Pengadilan pada hari Jumat menolak permohonan banding politisi terguling Bo Xilai terhadap hukuman dan hukuman seumur hidup atas korupsi dan penyalahgunaan kekuasaan dalam salah satu persidangan paling bermuatan politik di Tiongkok dalam beberapa dekade.
Keputusan Pengadilan Tinggi Rakyat Provinsi Shandong bukanlah sesuatu yang mengejutkan, karena banyak analis politik yang mengatakan bahwa hasil seperti itu sudah ditentukan sebelumnya oleh para pemimpin Partai Komunis yang ingin memecat Bo cukup lama agar dia tidak bisa kembali lagi.
Bo dinyatakan bersalah atas penggelapan, penyuapan dan penyalahgunaan kekuasaan oleh pengadilan yang lebih rendah di provinsi yang sama akhir bulan lalu dan dijatuhi hukuman penjara seumur hidup. Dia memberikan pembelaan yang kuat selama persidangan lima hari, menyangkal tuduhan dan mencabut pengakuan sebelumnya.
Pihak berwenang di kota Jinan memberlakukan penjagaan ketat di sekitar gedung pengadilan pada Jumat pagi menjelang putusan, menutup gedung-gedung dan jalan-jalan di daerah tersebut, termasuk jalan lima jalur.
Kesimpulan dari kasus Bo menutup kemungkinan terjadinya skandal yang menjengkelkan bagi pimpinan Partai Komunis, termasuk rasa malu karena istri Bo membunuh seorang pengusaha Inggris dan bahwa mantan ajudannya gagal melakukan upaya untuk membelot ke Amerika Serikat.
Keputusan hari Jumat ini memungkinkan Presiden Tiongkok Xi Jinping untuk lebih mempersatukan para pemimpin partai yang mungkin berbeda pendapat mengenai bagaimana nasib Bo harus ditangani dan mengarahkan fokus publik pada inisiatif tim yang dipimpinnya. Agenda utama adalah pertemuan para pemimpin partai pada bulan November untuk menyusun cetak biru pembangunan ekonomi dan upaya anti-korupsi yang sejauh ini menjadi kampanye utama kepemimpinan Xi.
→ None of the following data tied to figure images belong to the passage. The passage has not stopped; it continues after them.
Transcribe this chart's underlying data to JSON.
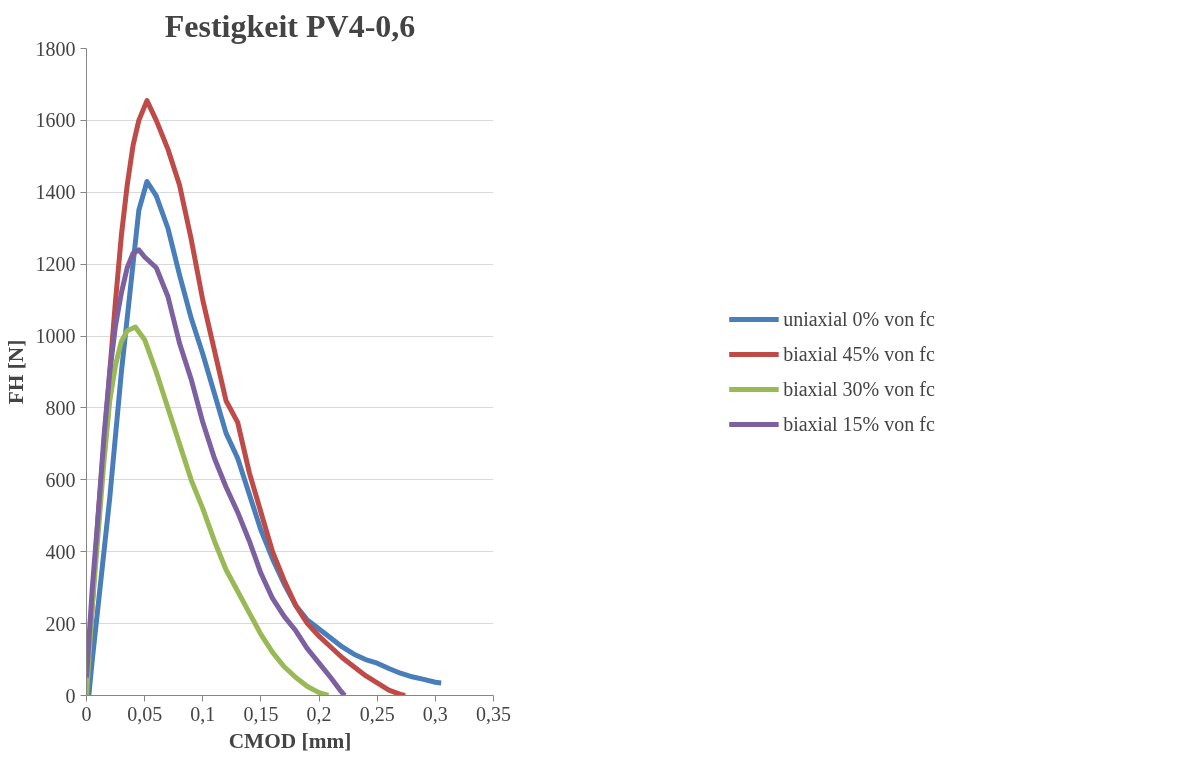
{
  "chart_data": {
    "type": "line",
    "title": "Festigkeit PV4-0,6",
    "xlabel": "CMOD [mm]",
    "ylabel": "FH [N]",
    "xlim": [
      0,
      0.35
    ],
    "ylim": [
      0,
      1800
    ],
    "xticks": [
      0,
      {
        "value": 0.05,
        "label": "0,05"
      },
      {
        "value": 0.1,
        "label": "0,1"
      },
      {
        "value": 0.15,
        "label": "0,15"
      },
      {
        "value": 0.2,
        "label": "0,2"
      },
      {
        "value": 0.25,
        "label": "0,25"
      },
      {
        "value": 0.3,
        "label": "0,3"
      },
      {
        "value": 0.35,
        "label": "0,35"
      }
    ],
    "yticks": [
      0,
      200,
      400,
      600,
      800,
      1000,
      1200,
      1400,
      1600,
      1800
    ],
    "grid": "y",
    "legend": "right",
    "marker": "none",
    "line_style": "solid",
    "series": [
      {
        "name": "uniaxial 0% von fc",
        "color": "#4a7ebb",
        "x": [
          0.002,
          0.005,
          0.01,
          0.02,
          0.03,
          0.04,
          0.045,
          0.052,
          0.06,
          0.07,
          0.08,
          0.09,
          0.1,
          0.11,
          0.12,
          0.13,
          0.14,
          0.15,
          0.16,
          0.17,
          0.18,
          0.19,
          0.2,
          0.21,
          0.22,
          0.23,
          0.24,
          0.25,
          0.26,
          0.27,
          0.28,
          0.29,
          0.3,
          0.305
        ],
        "values": [
          0,
          100,
          250,
          550,
          900,
          1200,
          1350,
          1430,
          1390,
          1300,
          1170,
          1050,
          950,
          840,
          730,
          660,
          560,
          460,
          380,
          310,
          250,
          210,
          185,
          160,
          135,
          115,
          100,
          90,
          75,
          62,
          52,
          45,
          37,
          35
        ]
      },
      {
        "name": "biaxial 45% von fc",
        "color": "#be4b48",
        "x": [
          0,
          0.005,
          0.01,
          0.015,
          0.02,
          0.025,
          0.03,
          0.035,
          0.04,
          0.045,
          0.052,
          0.06,
          0.07,
          0.08,
          0.09,
          0.1,
          0.11,
          0.12,
          0.13,
          0.14,
          0.15,
          0.16,
          0.17,
          0.18,
          0.19,
          0.2,
          0.21,
          0.22,
          0.23,
          0.24,
          0.25,
          0.26,
          0.27,
          0.274
        ],
        "values": [
          50,
          250,
          500,
          700,
          900,
          1100,
          1280,
          1420,
          1530,
          1600,
          1655,
          1600,
          1520,
          1420,
          1270,
          1100,
          960,
          820,
          760,
          620,
          510,
          400,
          320,
          250,
          200,
          165,
          135,
          105,
          80,
          55,
          35,
          15,
          3,
          0
        ]
      },
      {
        "name": "biaxial 30% von fc",
        "color": "#98b954",
        "x": [
          0,
          0.005,
          0.01,
          0.015,
          0.02,
          0.025,
          0.03,
          0.035,
          0.042,
          0.05,
          0.06,
          0.07,
          0.08,
          0.09,
          0.1,
          0.11,
          0.12,
          0.13,
          0.14,
          0.15,
          0.16,
          0.17,
          0.18,
          0.19,
          0.2,
          0.208
        ],
        "values": [
          0,
          250,
          450,
          650,
          820,
          920,
          985,
          1015,
          1025,
          990,
          900,
          800,
          700,
          600,
          520,
          430,
          350,
          290,
          230,
          170,
          120,
          80,
          50,
          25,
          8,
          0
        ]
      },
      {
        "name": "biaxial 15% von fc",
        "color": "#7d60a0",
        "x": [
          0,
          0.005,
          0.01,
          0.015,
          0.02,
          0.025,
          0.03,
          0.035,
          0.04,
          0.045,
          0.05,
          0.06,
          0.07,
          0.08,
          0.09,
          0.1,
          0.11,
          0.12,
          0.13,
          0.14,
          0.15,
          0.16,
          0.17,
          0.18,
          0.19,
          0.2,
          0.21,
          0.218,
          0.222
        ],
        "values": [
          50,
          300,
          500,
          720,
          900,
          1030,
          1120,
          1190,
          1230,
          1240,
          1220,
          1190,
          1110,
          980,
          880,
          760,
          660,
          580,
          510,
          430,
          340,
          270,
          220,
          180,
          130,
          90,
          50,
          15,
          0
        ]
      }
    ]
  }
}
“Xi Jinping ingin sekali membangun setidaknya kesatuan antara berbagai faksi,” kata Willy Lam, pakar politik Partai Komunis di Chinese University of Hong Kong. “Dia ingin mengalihkan perhatian publik dan media Barat dari sesuatu yang negatif ke sesuatu yang lebih positif.”
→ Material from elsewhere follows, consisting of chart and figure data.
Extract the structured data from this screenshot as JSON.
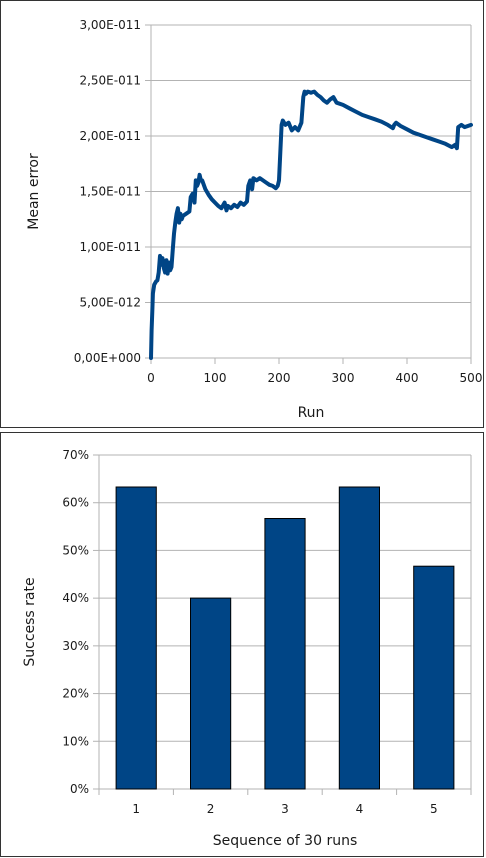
{
  "chart_data": [
    {
      "type": "line",
      "title": "",
      "xlabel": "Run",
      "ylabel": "Mean error",
      "xlim": [
        0,
        500
      ],
      "ylim": [
        0,
        3e-11
      ],
      "x_ticks": [
        0,
        100,
        200,
        300,
        400,
        500
      ],
      "x_tick_labels": [
        "0",
        "100",
        "200",
        "300",
        "400",
        "500"
      ],
      "y_ticks": [
        0,
        5e-12,
        1e-11,
        1.5e-11,
        2e-11,
        2.5e-11,
        3e-11
      ],
      "y_tick_labels": [
        "0,00E+000",
        "5,00E-012",
        "1,00E-011",
        "1,50E-011",
        "2,00E-011",
        "2,50E-011",
        "3,00E-011"
      ],
      "grid": "horizontal",
      "color": "#004586",
      "series": [
        {
          "x": [
            0,
            1,
            2,
            3,
            5,
            8,
            10,
            12,
            14,
            16,
            18,
            20,
            22,
            24,
            26,
            28,
            30,
            32,
            34,
            36,
            38,
            40,
            42,
            44,
            46,
            48,
            50,
            55,
            60,
            62,
            65,
            68,
            70,
            72,
            74,
            76,
            78,
            80,
            85,
            90,
            95,
            100,
            105,
            110,
            115,
            118,
            120,
            125,
            130,
            135,
            140,
            145,
            150,
            152,
            155,
            158,
            160,
            165,
            170,
            175,
            180,
            185,
            190,
            195,
            198,
            200,
            202,
            204,
            206,
            210,
            215,
            220,
            225,
            230,
            235,
            238,
            240,
            242,
            245,
            250,
            255,
            260,
            265,
            270,
            275,
            280,
            285,
            290,
            300,
            310,
            320,
            330,
            340,
            350,
            360,
            370,
            378,
            380,
            383,
            390,
            400,
            410,
            420,
            430,
            440,
            450,
            460,
            470,
            475,
            478,
            480,
            485,
            490,
            500
          ],
          "y": [
            0,
            2.5e-12,
            4.2e-12,
            5.8e-12,
            6.6e-12,
            6.9e-12,
            7e-12,
            7.7e-12,
            9.2e-12,
            8.4e-12,
            9e-12,
            8.1e-12,
            7.7e-12,
            8.8e-12,
            7.6e-12,
            8.6e-12,
            7.9e-12,
            8.2e-12,
            9.8e-12,
            1.12e-11,
            1.22e-11,
            1.3e-11,
            1.35e-11,
            1.22e-11,
            1.3e-11,
            1.25e-11,
            1.28e-11,
            1.3e-11,
            1.32e-11,
            1.45e-11,
            1.48e-11,
            1.4e-11,
            1.6e-11,
            1.55e-11,
            1.58e-11,
            1.65e-11,
            1.6e-11,
            1.6e-11,
            1.52e-11,
            1.47e-11,
            1.43e-11,
            1.4e-11,
            1.37e-11,
            1.35e-11,
            1.4e-11,
            1.33e-11,
            1.37e-11,
            1.35e-11,
            1.38e-11,
            1.36e-11,
            1.4e-11,
            1.38e-11,
            1.41e-11,
            1.55e-11,
            1.6e-11,
            1.52e-11,
            1.62e-11,
            1.6e-11,
            1.62e-11,
            1.6e-11,
            1.58e-11,
            1.56e-11,
            1.55e-11,
            1.53e-11,
            1.55e-11,
            1.6e-11,
            1.85e-11,
            2.1e-11,
            2.14e-11,
            2.1e-11,
            2.12e-11,
            2.05e-11,
            2.08e-11,
            2.05e-11,
            2.12e-11,
            2.35e-11,
            2.4e-11,
            2.38e-11,
            2.4e-11,
            2.39e-11,
            2.4e-11,
            2.37e-11,
            2.35e-11,
            2.32e-11,
            2.3e-11,
            2.33e-11,
            2.35e-11,
            2.3e-11,
            2.28e-11,
            2.25e-11,
            2.22e-11,
            2.19e-11,
            2.17e-11,
            2.15e-11,
            2.13e-11,
            2.1e-11,
            2.07e-11,
            2.1e-11,
            2.12e-11,
            2.09e-11,
            2.06e-11,
            2.03e-11,
            2.01e-11,
            1.99e-11,
            1.97e-11,
            1.95e-11,
            1.93e-11,
            1.9e-11,
            1.92e-11,
            1.89e-11,
            2.08e-11,
            2.1e-11,
            2.08e-11,
            2.1e-11
          ]
        }
      ]
    },
    {
      "type": "bar",
      "title": "",
      "xlabel": "Sequence of 30 runs",
      "ylabel": "Success rate",
      "categories": [
        "1",
        "2",
        "3",
        "4",
        "5"
      ],
      "values": [
        0.633,
        0.4,
        0.567,
        0.633,
        0.467
      ],
      "ylim": [
        0,
        0.7
      ],
      "y_ticks": [
        0,
        0.1,
        0.2,
        0.3,
        0.4,
        0.5,
        0.6,
        0.7
      ],
      "y_tick_labels": [
        "0%",
        "10%",
        "20%",
        "30%",
        "40%",
        "50%",
        "60%",
        "70%"
      ],
      "grid": "horizontal",
      "color": "#004586"
    }
  ]
}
Keputusan pengadilan menutup kasus ini dan mengakhiri karier Bo yang pernah cemerlang. Namun yang masih belum terselesaikan adalah pertanyaan tentang siapa yang harus bertanggung jawab atas pelanggaran yang dilakukan pemerintahannya di kota Chongqing – yang secara mencolok diabaikan selama persidangan Bo.
Sebagai bos partai, Bo memimpin tindakan keras terhadap apa yang disebutnya sebagai aktivitas mafia, namun para pengkritik menyebutnya sebagai dalih untuk menangkap pengusaha swasta kaya, menyiksa mereka agar mengakui kejahatan mereka dan kemudian memenjarakan mereka untuk pemeriksaan singkat dan menyita aset mereka. Bahkan seorang pengacara terkemuka yang ingin membela seorang pengusaha pun dipenjara.
Sejauh mana ambisinya untuk naik ke puncak kekuasaan politik Tiongkok juga berarti kejatuhannya adalah karena pelanggarannya dipublikasikan di depan umum. Sebaliknya, dakwaan hanya ditujukan secara sempit – bahwa ia menerima suap sebesar $3,5 juta dari dua mitra bisnisnya, menggelapkan dana pemerintah dan menyalahgunakan kekuasaannya dalam menangani kasus pembunuhan istrinya setelah kepergian kepala polisi.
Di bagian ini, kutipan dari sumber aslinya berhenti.